Celebrating post-polio

"I believe one of our secrets to thriving with polio is that we, first and foremost, quietly dismissed all those who gawked at us with pity, volunteered to Biblically heal us, needlessly tried to fix us, or gazed at our bent feet rather than into our eyes.  As we have matured, we have learned to reject the shame and stigma of disability.  What a freedom!  We found out that such negativity gets old and is not useful. Out of necessity, we have had to become introspective from time to time, which inescapably fostered our personal character development.  We have learned to be assertive when needed, to surround ourselves with loved ones, to think positively, get educated, find good resources and enjoy life along the way.

Perhaps most importantly, we have learned to accept ourselves as we are.  Many of us have evolved in our thinking to appreciate and lovingly embrace what used to be our primary nemesis - polio.  In order to find peace and contentment, we have had to make friends with our disability.  Not overcome it.  Not hide it.  And not fight it...  Polio has made us who we are today.

Our physical differences don't matter much anymore because we are all beginning to look like everyone else our age anyway.  We, however, know a bit more about aging gracefully, because we started sooner than all of our friends.  We are aging with a disability.  Many of our friends are aging into disability.  If they'll let us, we can actually help them with their new adjustments."
-- a couple paragraphs from a much longer, refreshingly upbeat, essay by Sunny Roller, MA (Ann Arbor, Michigan) - the lead article in the most recent issue of Post-Polio Health.

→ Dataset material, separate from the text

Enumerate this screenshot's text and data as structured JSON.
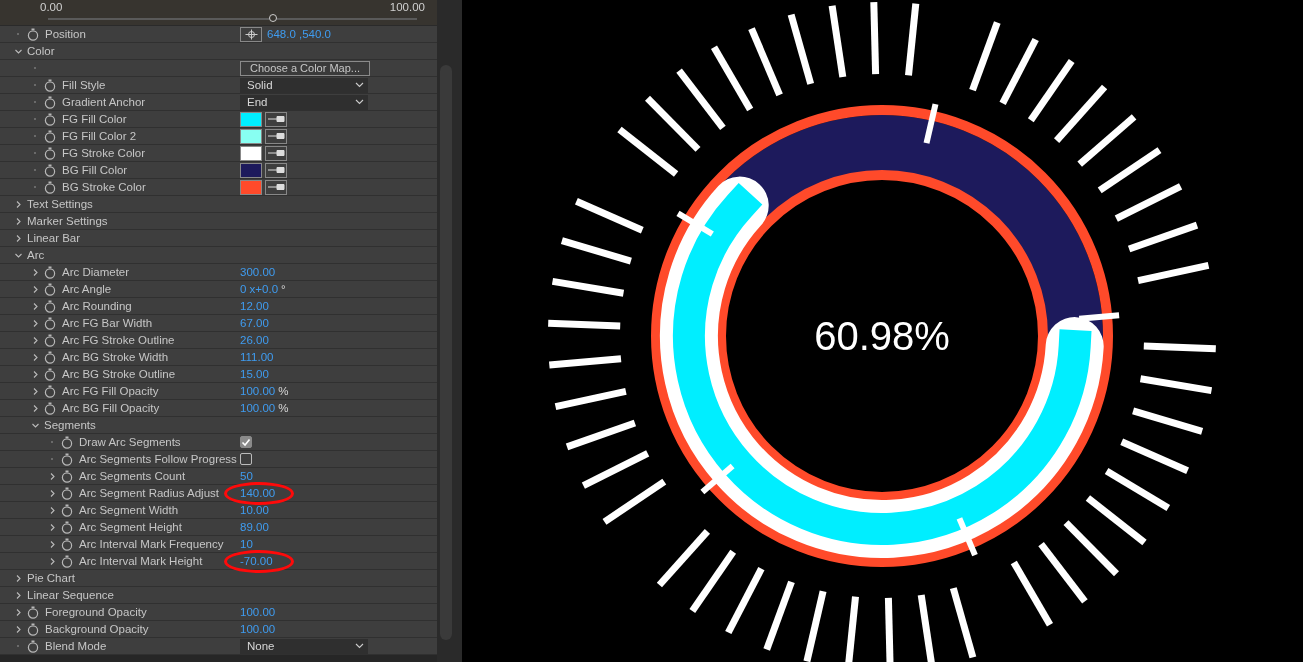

  1. Very nice. My Dad had polio, and it very nearly took his life at the age of 6. The primary permanent change is that he could never lift his arms above his head.

    Polio is also what kept my Dad from being drafted in Vietnam. Who knows how that war may have changed him, or even may have killed him.

  2. Good for them. Although I sincerely hope that their organization is completely unnecessary in a generation or two.